VMware, based in Palo Alto but owned by EMC of Hopkinton, went public today. The IPO price was $29, and the stock closed at $51, according to The Wall Street Journal. From the piece:

    "Considering their light competition and extreme growth continuing, this may still be a reasonable valuation," said Scott Sweet, managing director of IPOBoutique.com, an IPO-research service in Tampa, Fla., of the company's first-day's gains. Mr. Sweet received shares in the offering for his personal account, but sold them in early trading Tuesday.
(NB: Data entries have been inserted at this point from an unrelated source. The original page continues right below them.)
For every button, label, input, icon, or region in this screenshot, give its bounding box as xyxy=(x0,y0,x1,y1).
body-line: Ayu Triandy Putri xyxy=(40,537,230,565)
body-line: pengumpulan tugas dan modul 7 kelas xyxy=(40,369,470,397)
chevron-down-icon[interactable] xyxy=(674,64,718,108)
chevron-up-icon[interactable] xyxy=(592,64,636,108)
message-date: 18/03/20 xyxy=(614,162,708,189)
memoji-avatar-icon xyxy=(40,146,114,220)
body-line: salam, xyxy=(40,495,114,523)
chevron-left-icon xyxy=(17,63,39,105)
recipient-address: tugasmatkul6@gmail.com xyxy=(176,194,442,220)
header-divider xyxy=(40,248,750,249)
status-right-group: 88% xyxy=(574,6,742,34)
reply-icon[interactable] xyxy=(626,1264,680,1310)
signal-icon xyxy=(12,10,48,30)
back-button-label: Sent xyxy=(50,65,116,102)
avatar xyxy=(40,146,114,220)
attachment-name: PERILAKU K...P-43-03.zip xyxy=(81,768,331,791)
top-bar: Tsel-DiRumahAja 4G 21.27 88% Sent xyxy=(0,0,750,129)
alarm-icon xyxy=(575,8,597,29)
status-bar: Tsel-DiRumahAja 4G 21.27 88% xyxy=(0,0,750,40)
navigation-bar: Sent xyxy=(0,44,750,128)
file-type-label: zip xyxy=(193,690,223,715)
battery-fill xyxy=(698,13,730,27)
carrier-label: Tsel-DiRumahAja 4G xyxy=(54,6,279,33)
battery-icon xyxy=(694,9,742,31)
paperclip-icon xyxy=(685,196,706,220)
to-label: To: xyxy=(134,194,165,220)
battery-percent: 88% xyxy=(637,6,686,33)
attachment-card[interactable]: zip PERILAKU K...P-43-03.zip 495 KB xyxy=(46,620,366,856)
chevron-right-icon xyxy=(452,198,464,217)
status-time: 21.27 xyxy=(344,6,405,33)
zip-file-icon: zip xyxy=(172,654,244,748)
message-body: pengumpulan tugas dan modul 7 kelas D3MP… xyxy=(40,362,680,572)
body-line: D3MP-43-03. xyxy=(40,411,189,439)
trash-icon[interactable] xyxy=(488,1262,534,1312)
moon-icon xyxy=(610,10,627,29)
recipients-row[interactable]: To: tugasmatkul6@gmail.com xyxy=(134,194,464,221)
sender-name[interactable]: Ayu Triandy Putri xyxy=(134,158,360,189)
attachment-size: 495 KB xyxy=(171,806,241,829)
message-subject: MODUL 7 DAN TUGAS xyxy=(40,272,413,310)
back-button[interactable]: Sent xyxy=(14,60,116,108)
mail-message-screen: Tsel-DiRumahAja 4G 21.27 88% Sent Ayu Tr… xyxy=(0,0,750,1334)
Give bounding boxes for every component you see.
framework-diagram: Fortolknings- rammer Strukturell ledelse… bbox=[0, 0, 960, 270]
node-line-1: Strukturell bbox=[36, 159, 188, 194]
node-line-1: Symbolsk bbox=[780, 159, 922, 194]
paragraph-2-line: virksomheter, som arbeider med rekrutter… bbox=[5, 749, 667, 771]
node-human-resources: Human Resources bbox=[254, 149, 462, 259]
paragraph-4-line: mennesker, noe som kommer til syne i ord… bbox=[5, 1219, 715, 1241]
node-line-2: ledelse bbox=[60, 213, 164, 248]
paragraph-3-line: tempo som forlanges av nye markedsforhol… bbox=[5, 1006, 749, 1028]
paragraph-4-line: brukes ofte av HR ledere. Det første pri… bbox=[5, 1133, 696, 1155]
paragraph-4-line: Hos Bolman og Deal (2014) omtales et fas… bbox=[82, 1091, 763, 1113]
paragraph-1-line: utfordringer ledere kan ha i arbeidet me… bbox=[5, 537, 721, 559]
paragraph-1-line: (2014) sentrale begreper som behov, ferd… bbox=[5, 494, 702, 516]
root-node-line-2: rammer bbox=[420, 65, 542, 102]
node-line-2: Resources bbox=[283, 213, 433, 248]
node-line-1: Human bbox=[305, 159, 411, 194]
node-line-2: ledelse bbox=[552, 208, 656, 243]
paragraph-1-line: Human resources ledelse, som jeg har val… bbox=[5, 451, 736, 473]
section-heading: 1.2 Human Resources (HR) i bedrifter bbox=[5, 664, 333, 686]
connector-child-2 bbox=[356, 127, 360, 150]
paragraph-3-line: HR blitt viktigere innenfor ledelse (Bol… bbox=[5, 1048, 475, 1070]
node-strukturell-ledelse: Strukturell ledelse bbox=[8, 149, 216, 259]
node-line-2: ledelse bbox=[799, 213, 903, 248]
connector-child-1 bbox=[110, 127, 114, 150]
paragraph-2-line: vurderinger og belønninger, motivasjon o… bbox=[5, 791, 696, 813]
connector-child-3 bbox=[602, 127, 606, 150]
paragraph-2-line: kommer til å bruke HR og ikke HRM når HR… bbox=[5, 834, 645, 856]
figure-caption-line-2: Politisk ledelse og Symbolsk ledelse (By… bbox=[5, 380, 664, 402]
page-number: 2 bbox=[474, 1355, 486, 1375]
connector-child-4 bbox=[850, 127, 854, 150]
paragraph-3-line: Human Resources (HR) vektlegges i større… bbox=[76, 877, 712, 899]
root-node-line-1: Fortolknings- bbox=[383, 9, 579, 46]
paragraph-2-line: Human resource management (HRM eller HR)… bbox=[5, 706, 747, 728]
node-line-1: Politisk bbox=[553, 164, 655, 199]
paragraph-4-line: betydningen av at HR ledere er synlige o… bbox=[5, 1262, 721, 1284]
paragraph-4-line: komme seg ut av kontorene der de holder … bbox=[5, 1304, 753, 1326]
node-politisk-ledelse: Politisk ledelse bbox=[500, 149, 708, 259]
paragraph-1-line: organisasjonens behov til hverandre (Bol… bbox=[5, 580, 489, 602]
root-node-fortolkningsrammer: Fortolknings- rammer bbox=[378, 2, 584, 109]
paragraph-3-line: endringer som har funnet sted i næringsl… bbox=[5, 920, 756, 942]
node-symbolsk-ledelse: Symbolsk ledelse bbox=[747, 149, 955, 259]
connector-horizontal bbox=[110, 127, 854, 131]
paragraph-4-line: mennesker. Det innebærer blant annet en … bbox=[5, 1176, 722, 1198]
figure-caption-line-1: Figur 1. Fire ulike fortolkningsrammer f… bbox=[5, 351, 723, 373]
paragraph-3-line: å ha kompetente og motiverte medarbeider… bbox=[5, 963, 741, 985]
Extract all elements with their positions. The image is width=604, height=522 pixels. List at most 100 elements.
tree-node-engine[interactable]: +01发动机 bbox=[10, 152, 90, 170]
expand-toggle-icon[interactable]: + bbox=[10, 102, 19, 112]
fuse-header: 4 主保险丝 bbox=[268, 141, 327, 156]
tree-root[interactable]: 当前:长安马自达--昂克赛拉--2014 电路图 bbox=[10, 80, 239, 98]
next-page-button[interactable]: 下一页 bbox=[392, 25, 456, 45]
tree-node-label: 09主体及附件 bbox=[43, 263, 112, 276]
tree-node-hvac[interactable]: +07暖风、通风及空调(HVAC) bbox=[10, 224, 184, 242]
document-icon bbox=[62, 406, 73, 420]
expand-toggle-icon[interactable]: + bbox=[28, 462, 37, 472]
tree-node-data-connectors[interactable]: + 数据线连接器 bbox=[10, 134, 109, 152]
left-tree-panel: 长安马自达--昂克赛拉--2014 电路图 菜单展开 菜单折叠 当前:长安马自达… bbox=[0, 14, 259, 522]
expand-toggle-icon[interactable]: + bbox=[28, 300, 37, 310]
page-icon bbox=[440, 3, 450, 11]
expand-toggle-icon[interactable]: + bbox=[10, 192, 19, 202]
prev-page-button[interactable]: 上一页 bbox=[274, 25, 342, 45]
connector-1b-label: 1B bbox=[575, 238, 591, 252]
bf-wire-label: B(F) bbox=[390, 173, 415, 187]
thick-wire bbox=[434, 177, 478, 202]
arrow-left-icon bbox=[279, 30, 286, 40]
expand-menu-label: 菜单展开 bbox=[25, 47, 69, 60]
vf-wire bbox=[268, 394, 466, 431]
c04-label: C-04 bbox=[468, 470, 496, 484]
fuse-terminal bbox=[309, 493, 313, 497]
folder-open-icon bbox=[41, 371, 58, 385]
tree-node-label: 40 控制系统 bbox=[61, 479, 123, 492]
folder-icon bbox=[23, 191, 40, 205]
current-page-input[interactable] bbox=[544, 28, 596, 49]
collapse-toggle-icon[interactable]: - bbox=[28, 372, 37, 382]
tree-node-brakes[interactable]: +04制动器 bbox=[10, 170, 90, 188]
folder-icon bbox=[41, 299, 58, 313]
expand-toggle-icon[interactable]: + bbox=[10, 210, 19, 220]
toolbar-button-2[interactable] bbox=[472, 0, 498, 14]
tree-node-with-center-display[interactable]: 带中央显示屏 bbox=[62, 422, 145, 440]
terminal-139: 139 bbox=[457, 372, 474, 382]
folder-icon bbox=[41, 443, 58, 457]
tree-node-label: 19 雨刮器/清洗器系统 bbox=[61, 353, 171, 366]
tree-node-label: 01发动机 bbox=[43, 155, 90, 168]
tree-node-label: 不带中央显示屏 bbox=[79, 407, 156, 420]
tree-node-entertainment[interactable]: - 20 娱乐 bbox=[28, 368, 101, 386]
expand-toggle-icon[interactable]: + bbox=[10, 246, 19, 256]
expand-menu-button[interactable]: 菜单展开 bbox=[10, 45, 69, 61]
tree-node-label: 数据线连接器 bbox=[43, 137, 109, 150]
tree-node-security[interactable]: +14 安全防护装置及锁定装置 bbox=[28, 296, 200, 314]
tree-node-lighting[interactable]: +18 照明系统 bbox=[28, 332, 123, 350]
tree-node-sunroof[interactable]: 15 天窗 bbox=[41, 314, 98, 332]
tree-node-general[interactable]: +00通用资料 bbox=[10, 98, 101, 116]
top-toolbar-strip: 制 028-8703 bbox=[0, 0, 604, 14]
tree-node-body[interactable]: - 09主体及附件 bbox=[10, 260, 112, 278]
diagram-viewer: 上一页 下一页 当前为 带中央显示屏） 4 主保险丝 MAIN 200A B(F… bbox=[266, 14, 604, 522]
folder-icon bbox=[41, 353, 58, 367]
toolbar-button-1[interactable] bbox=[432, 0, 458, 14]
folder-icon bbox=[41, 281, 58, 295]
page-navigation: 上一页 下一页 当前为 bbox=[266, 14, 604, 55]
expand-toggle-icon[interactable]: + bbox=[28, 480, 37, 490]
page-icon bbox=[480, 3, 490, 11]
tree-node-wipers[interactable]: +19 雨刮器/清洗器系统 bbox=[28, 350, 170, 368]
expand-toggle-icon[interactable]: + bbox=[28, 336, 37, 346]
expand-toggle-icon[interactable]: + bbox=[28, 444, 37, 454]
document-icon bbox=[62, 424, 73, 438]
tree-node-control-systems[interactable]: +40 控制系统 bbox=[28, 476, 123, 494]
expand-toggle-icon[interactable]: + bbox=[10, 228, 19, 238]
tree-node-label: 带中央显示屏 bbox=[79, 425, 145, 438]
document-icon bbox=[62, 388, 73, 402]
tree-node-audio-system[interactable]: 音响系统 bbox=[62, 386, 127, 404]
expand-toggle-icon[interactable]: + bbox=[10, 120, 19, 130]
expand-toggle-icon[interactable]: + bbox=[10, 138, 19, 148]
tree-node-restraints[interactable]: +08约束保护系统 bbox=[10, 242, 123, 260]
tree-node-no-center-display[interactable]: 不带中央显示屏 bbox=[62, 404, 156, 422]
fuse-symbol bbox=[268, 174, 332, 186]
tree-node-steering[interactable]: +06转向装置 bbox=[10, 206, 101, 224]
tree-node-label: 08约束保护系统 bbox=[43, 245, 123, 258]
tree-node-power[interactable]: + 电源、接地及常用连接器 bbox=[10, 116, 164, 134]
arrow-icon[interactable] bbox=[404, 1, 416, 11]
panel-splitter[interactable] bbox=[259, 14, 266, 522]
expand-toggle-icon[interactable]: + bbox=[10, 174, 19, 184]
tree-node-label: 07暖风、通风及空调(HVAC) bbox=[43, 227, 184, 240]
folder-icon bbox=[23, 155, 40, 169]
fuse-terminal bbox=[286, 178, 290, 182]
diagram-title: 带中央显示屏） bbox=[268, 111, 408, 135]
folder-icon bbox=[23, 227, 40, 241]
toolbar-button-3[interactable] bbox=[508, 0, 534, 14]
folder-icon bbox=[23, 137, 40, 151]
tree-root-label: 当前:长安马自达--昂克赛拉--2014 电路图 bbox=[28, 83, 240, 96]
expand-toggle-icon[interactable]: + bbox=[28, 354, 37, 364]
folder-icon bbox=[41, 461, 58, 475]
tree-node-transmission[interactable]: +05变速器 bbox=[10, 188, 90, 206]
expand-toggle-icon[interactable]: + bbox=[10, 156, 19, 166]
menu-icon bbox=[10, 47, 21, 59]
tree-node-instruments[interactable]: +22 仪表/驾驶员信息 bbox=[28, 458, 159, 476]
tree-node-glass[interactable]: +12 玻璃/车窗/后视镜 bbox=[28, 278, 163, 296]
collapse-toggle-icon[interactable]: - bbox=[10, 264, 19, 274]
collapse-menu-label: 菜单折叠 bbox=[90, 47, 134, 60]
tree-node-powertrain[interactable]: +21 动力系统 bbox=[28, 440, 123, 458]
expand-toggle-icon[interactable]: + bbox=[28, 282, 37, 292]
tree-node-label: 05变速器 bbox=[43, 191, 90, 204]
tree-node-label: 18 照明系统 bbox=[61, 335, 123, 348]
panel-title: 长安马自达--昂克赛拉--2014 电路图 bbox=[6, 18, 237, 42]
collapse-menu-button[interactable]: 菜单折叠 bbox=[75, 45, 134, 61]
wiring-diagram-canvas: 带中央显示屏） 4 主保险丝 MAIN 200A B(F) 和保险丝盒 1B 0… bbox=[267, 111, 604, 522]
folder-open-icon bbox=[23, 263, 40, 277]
    Rachel Chalmers, an analyst at technology-research firm the 451 Group, says VMware's virtualization software can reduce office space dedicated to hardware, cut down on the amount of air-conditioning needed to keep servers cool and run upgrades and do maintenance without having to shut down machines. VMware began shipping a new product last year that targets desktop computers, which she says is the next market frontier for virtualization. The company estimates that only 1% of the world's business desktops are currently using virtualization software.

    Since its founding in 1998, "VMware has grown faster than any other software company we have come across," says Ms. Chalmers, whose husband is employed by another virtualization-software firm, XenSource.

The Journal also offers a primer on what VMware does, calling it "an unsexy technology with a sexy stock price."